Precedensową decyzję sąd wydał w lipcu br. 56-letniej góralce uzbierało się 3 tys. zł mandatów za nielegalny handel. Gdy nie zapłaciła, sąd zamienił jej grzywnę na karę ograniczenia wolności i prace społeczne, a gdy i wtedy nie zgodziła się ich wykonywać, orzeczono najsurowszą karę – 6 tygodni więzienia. Wystraszona góralka, gdy dostała pierwsze wezwanie z więzienia do odbycia kary, zapłaciła 1200 zł zaległej grzywny i na pewien czas uniknęła aresztu. Teraz obywatel Anglii postanowił pomóc kobiecie, zjawił się w Zakopanem i zapłacił część grzywny. Jak mówi, zrobił tak, bo chce polskim władzom uświadomić, że trzeba wspierać lokalnych rolników, produkujących zdrową żywność.
– Teraz jeszcze wystąpię z listem otwartym do burmistrza Zakopanego, by chronić górali produkujących oscypki i umożliwić im ich sprzedaż na Krupówkach – zapowiada. Władze miasta odpierają zarzuty, że zapewne i w Wielkiej Brytanii trzeba przestrzegać prawa i nie mamowy o szykanowaniu handlujących.
– Pani Antonina i ja zgodziliśmy się, że najważniejsze teraz jest to, aby mogła wrócić na Krupówki. Tylko tak będzie mogła sprzedawać to, co wytwarza – mówi Rose, założyciel Międzynarodowej Koalicji dla Ochrony Polskiej Wsi, która stara się wspierać małe gospodarstwa rolne. Góralki z Krupówek są pozytywnie zaskoczone gestem obcokrajowca.
– Ten człowiek ma po prostu złote serce – przyznaje Maria Gruszkowa z Zakopanego. Jednak są i tacy, którzy podkreślają, że to wstyd, że aż Anglik musiał interweniować w sprawie Antoniny S.

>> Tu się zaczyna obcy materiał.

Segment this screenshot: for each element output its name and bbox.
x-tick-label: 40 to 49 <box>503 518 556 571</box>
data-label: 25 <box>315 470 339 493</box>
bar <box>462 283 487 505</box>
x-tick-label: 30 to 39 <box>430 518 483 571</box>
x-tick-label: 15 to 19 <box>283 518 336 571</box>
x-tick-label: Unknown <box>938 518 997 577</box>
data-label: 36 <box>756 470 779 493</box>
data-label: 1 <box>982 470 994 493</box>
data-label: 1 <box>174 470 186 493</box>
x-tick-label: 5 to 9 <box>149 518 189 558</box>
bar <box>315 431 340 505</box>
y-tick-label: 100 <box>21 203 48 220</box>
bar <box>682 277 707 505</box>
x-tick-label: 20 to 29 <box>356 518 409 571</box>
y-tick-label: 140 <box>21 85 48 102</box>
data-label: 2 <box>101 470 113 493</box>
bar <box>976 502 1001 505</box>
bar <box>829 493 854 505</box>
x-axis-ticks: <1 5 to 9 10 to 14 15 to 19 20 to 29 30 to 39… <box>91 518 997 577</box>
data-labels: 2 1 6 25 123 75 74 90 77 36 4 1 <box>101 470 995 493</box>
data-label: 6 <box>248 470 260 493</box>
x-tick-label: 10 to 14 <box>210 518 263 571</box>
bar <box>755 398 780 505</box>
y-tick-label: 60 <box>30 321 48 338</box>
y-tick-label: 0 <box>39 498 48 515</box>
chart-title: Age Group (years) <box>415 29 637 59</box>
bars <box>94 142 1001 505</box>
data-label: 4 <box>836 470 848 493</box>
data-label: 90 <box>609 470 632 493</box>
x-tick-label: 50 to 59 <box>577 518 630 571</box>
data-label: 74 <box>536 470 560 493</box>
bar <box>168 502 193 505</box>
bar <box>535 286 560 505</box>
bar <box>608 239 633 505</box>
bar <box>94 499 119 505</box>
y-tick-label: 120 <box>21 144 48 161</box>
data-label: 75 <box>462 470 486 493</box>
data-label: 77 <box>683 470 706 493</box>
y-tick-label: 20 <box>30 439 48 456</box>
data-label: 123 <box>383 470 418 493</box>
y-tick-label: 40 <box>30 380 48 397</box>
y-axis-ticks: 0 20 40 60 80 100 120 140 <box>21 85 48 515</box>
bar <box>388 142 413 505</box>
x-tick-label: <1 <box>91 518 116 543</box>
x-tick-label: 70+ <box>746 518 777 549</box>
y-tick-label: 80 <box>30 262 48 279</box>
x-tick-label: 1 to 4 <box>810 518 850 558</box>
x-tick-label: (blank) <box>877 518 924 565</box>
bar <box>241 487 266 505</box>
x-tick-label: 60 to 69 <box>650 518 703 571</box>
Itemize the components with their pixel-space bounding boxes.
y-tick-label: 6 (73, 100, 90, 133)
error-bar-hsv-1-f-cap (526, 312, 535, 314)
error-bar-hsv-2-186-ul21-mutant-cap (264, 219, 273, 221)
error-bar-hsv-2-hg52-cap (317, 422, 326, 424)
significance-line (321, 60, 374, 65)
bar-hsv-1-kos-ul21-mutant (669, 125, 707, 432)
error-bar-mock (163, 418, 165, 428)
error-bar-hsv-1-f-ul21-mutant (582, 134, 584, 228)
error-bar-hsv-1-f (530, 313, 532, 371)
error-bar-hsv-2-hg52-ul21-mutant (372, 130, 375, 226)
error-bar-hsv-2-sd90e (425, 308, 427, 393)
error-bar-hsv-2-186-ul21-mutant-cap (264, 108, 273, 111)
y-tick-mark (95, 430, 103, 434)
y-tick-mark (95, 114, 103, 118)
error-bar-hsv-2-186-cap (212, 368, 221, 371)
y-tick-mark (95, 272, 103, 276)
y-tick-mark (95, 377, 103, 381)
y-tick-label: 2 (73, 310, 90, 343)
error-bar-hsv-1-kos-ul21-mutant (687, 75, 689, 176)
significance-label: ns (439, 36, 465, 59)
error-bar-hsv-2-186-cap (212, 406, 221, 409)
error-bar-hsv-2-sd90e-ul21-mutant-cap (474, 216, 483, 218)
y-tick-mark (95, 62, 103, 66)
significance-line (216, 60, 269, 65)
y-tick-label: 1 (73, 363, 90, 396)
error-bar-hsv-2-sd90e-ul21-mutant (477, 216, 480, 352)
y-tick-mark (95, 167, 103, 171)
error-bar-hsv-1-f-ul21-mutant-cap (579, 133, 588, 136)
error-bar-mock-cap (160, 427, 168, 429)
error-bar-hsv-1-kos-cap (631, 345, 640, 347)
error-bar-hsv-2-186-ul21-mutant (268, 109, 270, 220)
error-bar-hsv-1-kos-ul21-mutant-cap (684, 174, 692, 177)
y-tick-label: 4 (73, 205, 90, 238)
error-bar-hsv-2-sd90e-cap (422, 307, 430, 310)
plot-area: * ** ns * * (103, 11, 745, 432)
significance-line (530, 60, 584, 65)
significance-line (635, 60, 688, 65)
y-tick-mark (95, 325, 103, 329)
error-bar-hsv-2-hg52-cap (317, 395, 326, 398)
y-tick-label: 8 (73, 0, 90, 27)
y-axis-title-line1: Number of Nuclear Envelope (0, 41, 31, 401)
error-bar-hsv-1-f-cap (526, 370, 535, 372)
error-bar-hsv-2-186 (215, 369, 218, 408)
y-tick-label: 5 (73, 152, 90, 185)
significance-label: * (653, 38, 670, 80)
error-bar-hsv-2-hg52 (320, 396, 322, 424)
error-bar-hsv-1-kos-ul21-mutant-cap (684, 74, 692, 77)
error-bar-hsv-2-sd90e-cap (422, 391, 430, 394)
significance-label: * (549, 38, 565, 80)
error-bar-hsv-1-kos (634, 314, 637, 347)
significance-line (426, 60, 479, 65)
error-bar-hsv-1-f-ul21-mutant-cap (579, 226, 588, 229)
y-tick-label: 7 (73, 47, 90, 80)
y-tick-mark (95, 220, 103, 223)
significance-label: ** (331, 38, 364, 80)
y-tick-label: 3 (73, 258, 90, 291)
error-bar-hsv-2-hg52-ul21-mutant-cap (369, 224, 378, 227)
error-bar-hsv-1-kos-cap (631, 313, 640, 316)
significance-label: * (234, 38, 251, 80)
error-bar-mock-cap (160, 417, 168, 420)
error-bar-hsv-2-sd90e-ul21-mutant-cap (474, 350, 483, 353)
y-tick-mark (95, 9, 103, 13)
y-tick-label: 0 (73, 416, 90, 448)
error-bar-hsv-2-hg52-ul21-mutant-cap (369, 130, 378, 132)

Sir Rose zauważa, że w Niemczech lub we Francji dla rolników tworzy się targowiska, na których sprzedają swoje wyroby. I dodaje, że ekologiczne produkty, charakterystyczne dla regionu, to świetna jego promocja. – Warto o nie dbać, bo to oznacza zyski z turystyki – przypomina.